DiVA harvesting using OAI-PMH

The DAUF project now harvests DiVA publication data using the OAI-PMH protocol which regularly updates a single file duckdb database, openly available from object storage:

https://data.bibliometrics.lib.kth.se/kthcorpus/oai.db

The database with the harvested information is currently about 4.4 GB large.It is reqularly updated and contains MODS and JSON representations of “all-kth” DiVA records.

Harvesting mechanism

The harvesting mechanism is similar to the approach used in swepub-redux, but adapted to KTH needs.
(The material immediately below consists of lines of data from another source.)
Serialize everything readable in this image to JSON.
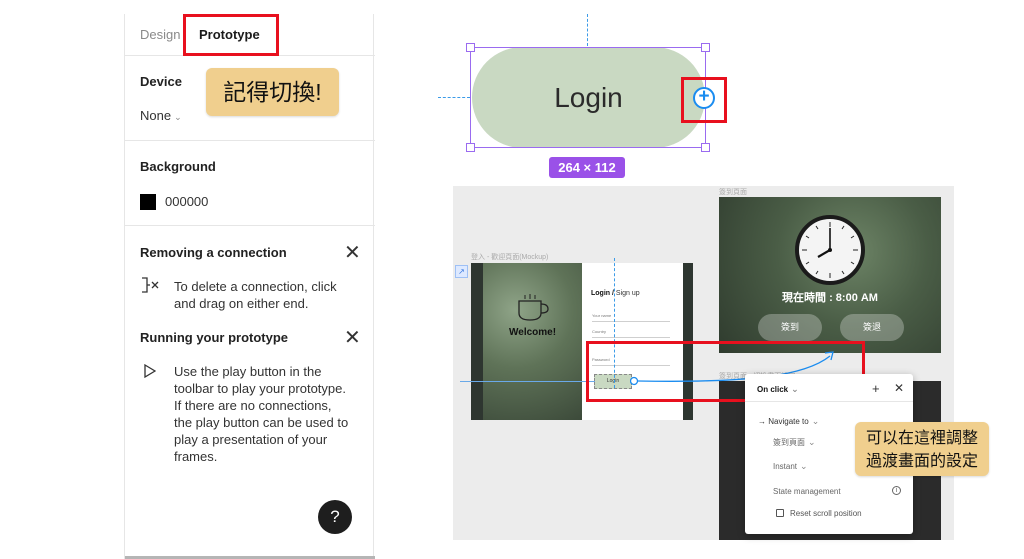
{
  "panel": {
    "tabs": {
      "design": "Design",
      "prototype": "Prototype"
    },
    "device": {
      "title": "Device",
      "value": "None"
    },
    "background": {
      "title": "Background",
      "hex": "000000",
      "swatch_color": "#000000"
    },
    "removing": {
      "title": "Removing a connection",
      "text_line1": "To delete a connection, click",
      "text_line2": "and drag on either end."
    },
    "running": {
      "title": "Running your prototype",
      "lines": [
        "Use the play button in the",
        "toolbar to play your prototype.",
        "If there are no connections,",
        "the play button can be used to",
        "play a presentation of your",
        "frames."
      ]
    },
    "help_label": "?"
  },
  "callouts": {
    "switch_reminder": "記得切換!",
    "transition_line1": "可以在這裡調整",
    "transition_line2": "過渡畫面的設定"
  },
  "login_button": {
    "label": "Login",
    "dimensions": "264 × 112",
    "add_symbol": "+"
  },
  "canvas": {
    "frame_labels": {
      "mockup": "登入 - 歡迎頁面(Mockup)",
      "clock_frame": "簽到頁面",
      "dark_frame": "簽到頁面 - 切換畫面設定"
    },
    "mockup": {
      "welcome": "Welcome!",
      "title_login": "Login /",
      "title_signup": " Sign up",
      "fields": [
        "Your name",
        "Country",
        "Password"
      ],
      "login_label": "Login"
    },
    "clock_screen": {
      "time_text": "現在時間 : 8:00 AM",
      "checkin": "簽到",
      "checkout": "簽退"
    }
  },
  "popup": {
    "trigger": "On click",
    "action": "Navigate to",
    "destination": "簽到頁面",
    "animation": "Instant",
    "state_management": "State management",
    "reset_scroll": "Reset scroll position"
  },
  "colors": {
    "highlight_red": "#e8101e",
    "callout_bg": "#f0cf8e",
    "selection_purple": "#9a6bf0",
    "prototype_blue": "#1a8cf0"
  }
}
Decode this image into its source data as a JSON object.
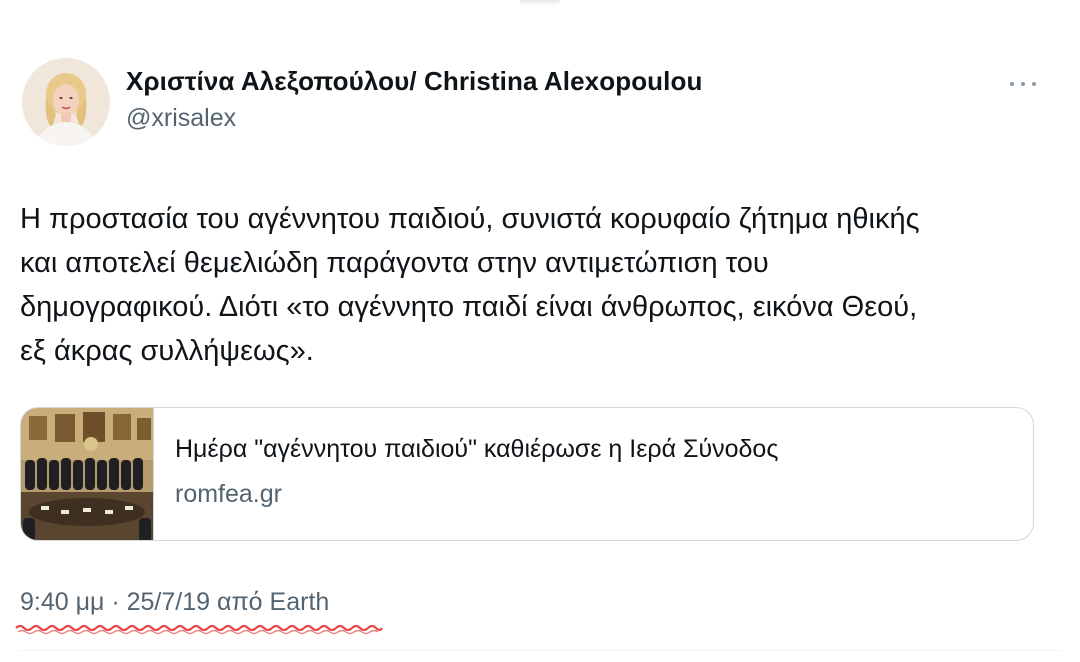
{
  "author": {
    "display_name": "Χριστίνα Αλεξοπούλου/ Christina Alexopoulou",
    "handle": "@xrisalex"
  },
  "tweet": {
    "lines": [
      "Η προστασία του αγέννητου παιδιού, συνιστά κορυφαίο ζήτημα ηθικής",
      "και αποτελεί θεμελιώδη παράγοντα στην αντιμετώπιση του",
      "δημογραφικού. Διότι «το αγέννητο παιδί είναι άνθρωπος, εικόνα Θεού,",
      "εξ άκρας συλλήψεως»."
    ]
  },
  "link_card": {
    "title": "Ημέρα \"αγέννητου παιδιού\" καθιέρωσε η Ιερά Σύνοδος",
    "domain": "romfea.gr"
  },
  "meta": {
    "timestamp": "9:40 μμ · 25/7/19 από Earth"
  },
  "icons": {
    "more": "more-horizontal-icon",
    "annotation": "red-wavy-underline"
  },
  "colors": {
    "text": "#0f1419",
    "secondary_text": "#536471",
    "card_border": "#cfd9de",
    "annotation_red": "#e0484a"
  }
}
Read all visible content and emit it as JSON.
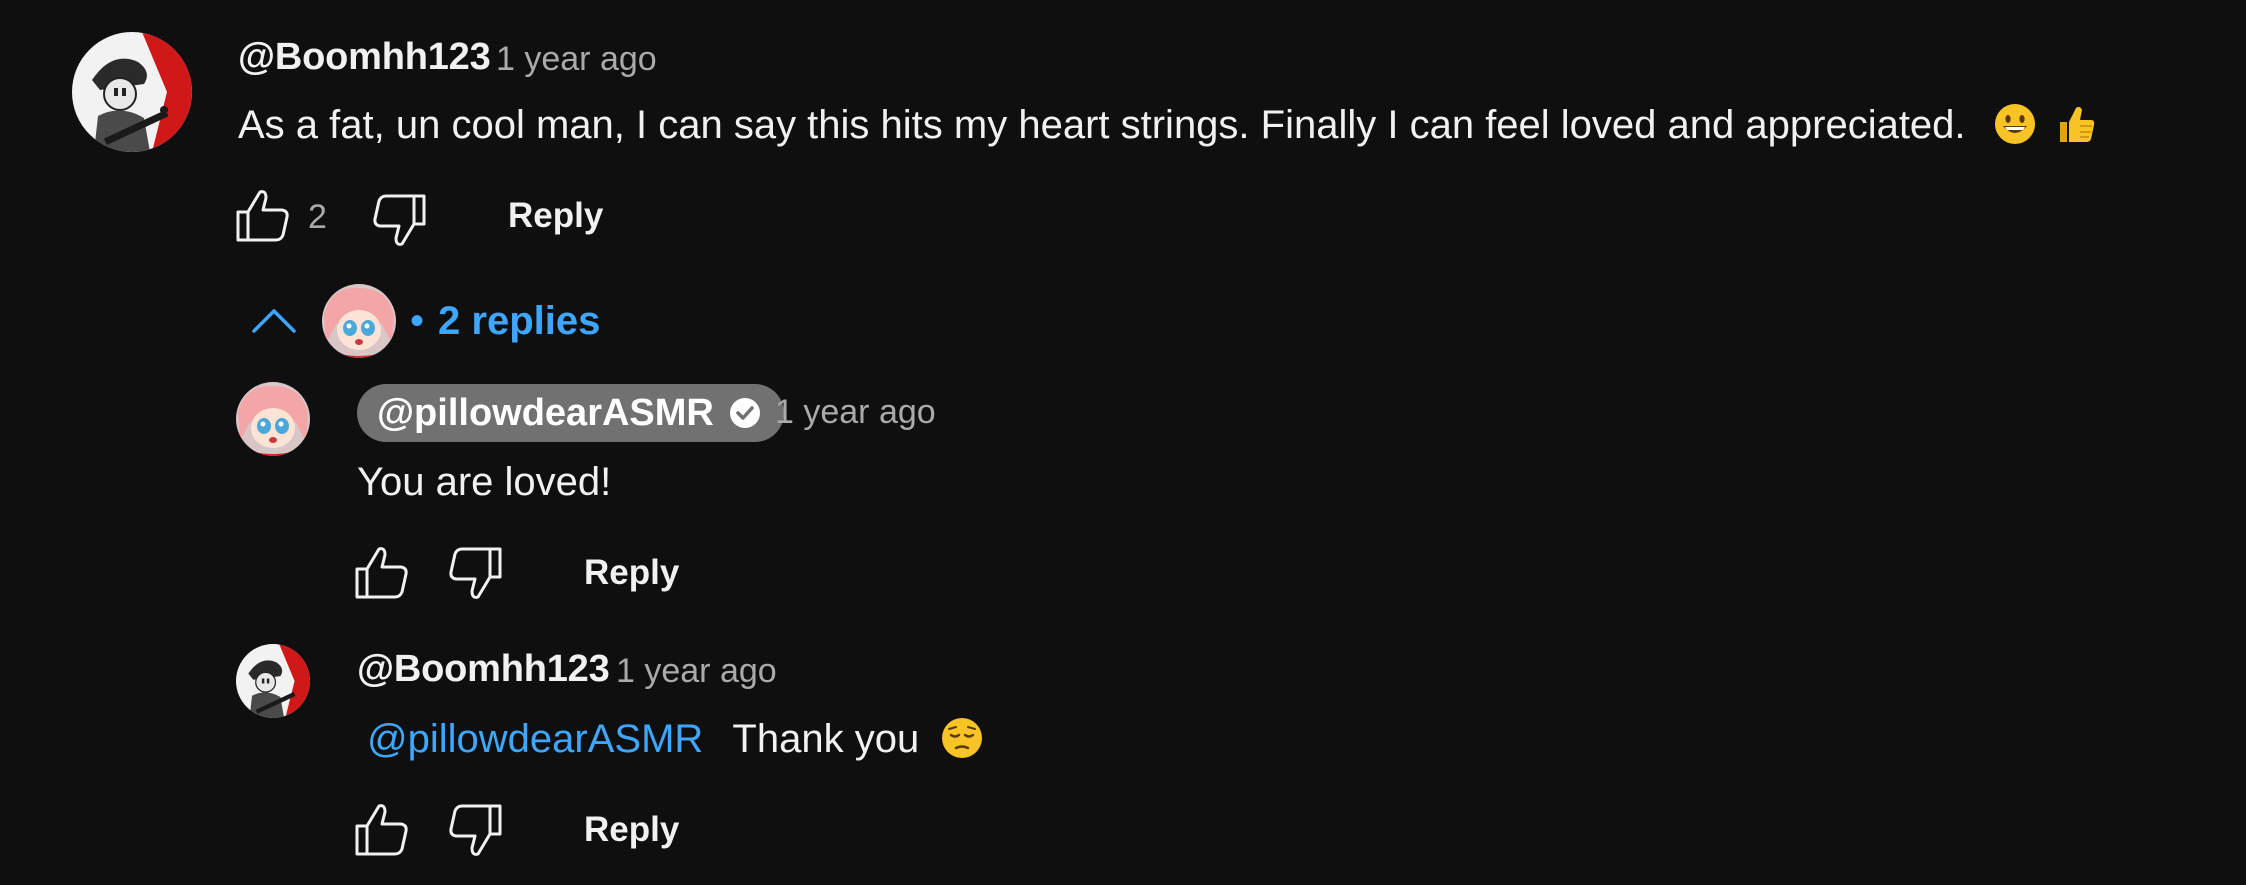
{
  "comment": {
    "author": "@Boomhh123",
    "time": "1 year ago",
    "text": "As a fat, un cool man, I can say this hits my heart strings. Finally I can feel loved and appreciated.",
    "emojis": [
      "grinning-face",
      "thumbs-up"
    ],
    "likes": "2",
    "reply_label": "Reply"
  },
  "replies_toggle": {
    "dot": "•",
    "label": "2 replies"
  },
  "replies": [
    {
      "author": "@pillowdearASMR",
      "verified": true,
      "time": "1 year ago",
      "text": "You are loved!",
      "reply_label": "Reply"
    },
    {
      "author": "@Boomhh123",
      "time": "1 year ago",
      "mention": "@pillowdearASMR",
      "text": "Thank you",
      "emoji": "pensive-face",
      "reply_label": "Reply"
    }
  ],
  "colors": {
    "background": "#0f0f0f",
    "link": "#3ea6ff",
    "creator_pill": "#717171",
    "muted": "#aaaaaa"
  }
}
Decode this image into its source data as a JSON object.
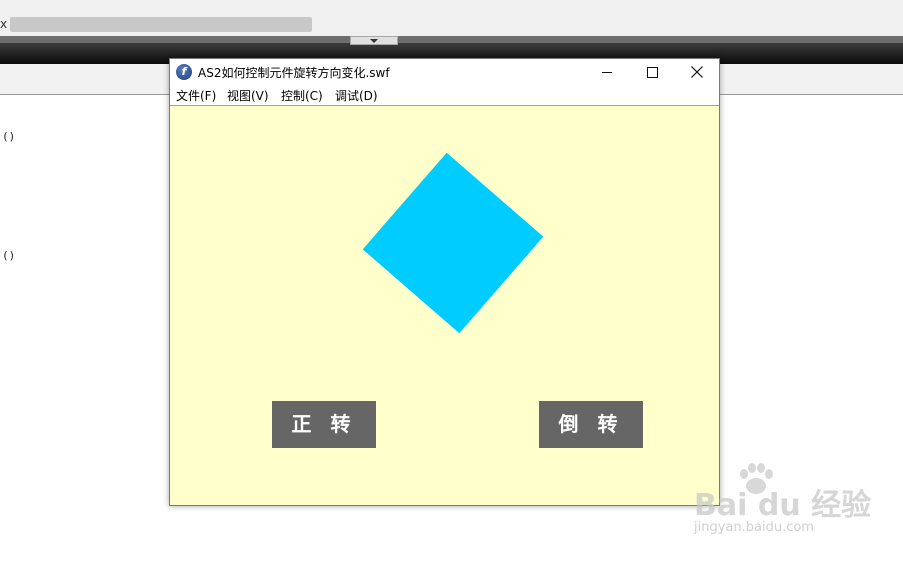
{
  "background": {
    "close_mark": "x",
    "parens": [
      "()",
      "()"
    ]
  },
  "window": {
    "title": "AS2如何控制元件旋转方向变化.swf",
    "icon": "flash-player-icon",
    "controls": {
      "minimize": "minimize-icon",
      "maximize": "maximize-icon",
      "close": "close-icon"
    }
  },
  "menu": {
    "items": [
      {
        "label": "文件(F)"
      },
      {
        "label": "视图(V)"
      },
      {
        "label": "控制(C)"
      },
      {
        "label": "调试(D)"
      }
    ]
  },
  "stage": {
    "background_color": "#ffffcc",
    "shape_color": "#00ccff",
    "shape_rotation_deg": 41,
    "buttons": {
      "forward_label": "正 转",
      "reverse_label": "倒 转",
      "color": "#666666"
    }
  },
  "watermark": {
    "main": "Bai du 经验",
    "sub": "jingyan.baidu.com"
  }
}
The kthcorpus R-package contains functions to power the harvesting process (including creating, downloading and updating the oai.db duckdb database)

Enrichment example

To illustrate options for enrichment of DiVA publications we make use of the Aurora classifier to associate SDG goals to all DiVA Theses.

SDG goals from Aurora

The Aurora classifier service enables you to relate a text fragment to one of the 17 United Nations Sustainable Development Goals (SDGs), get an SDG Badge and use the SDG API.

More details can be read in the paper “AI for mapping multi-lingual academic papers to the United Nations’ Sustainable Development Goals (SDGs)”.

Illustrations

Out of 48592 theses in the “all-kth” set from DiVA, 37547 were classified by Aurora (prediction of > 0.4, ie at most 2 goals per theses).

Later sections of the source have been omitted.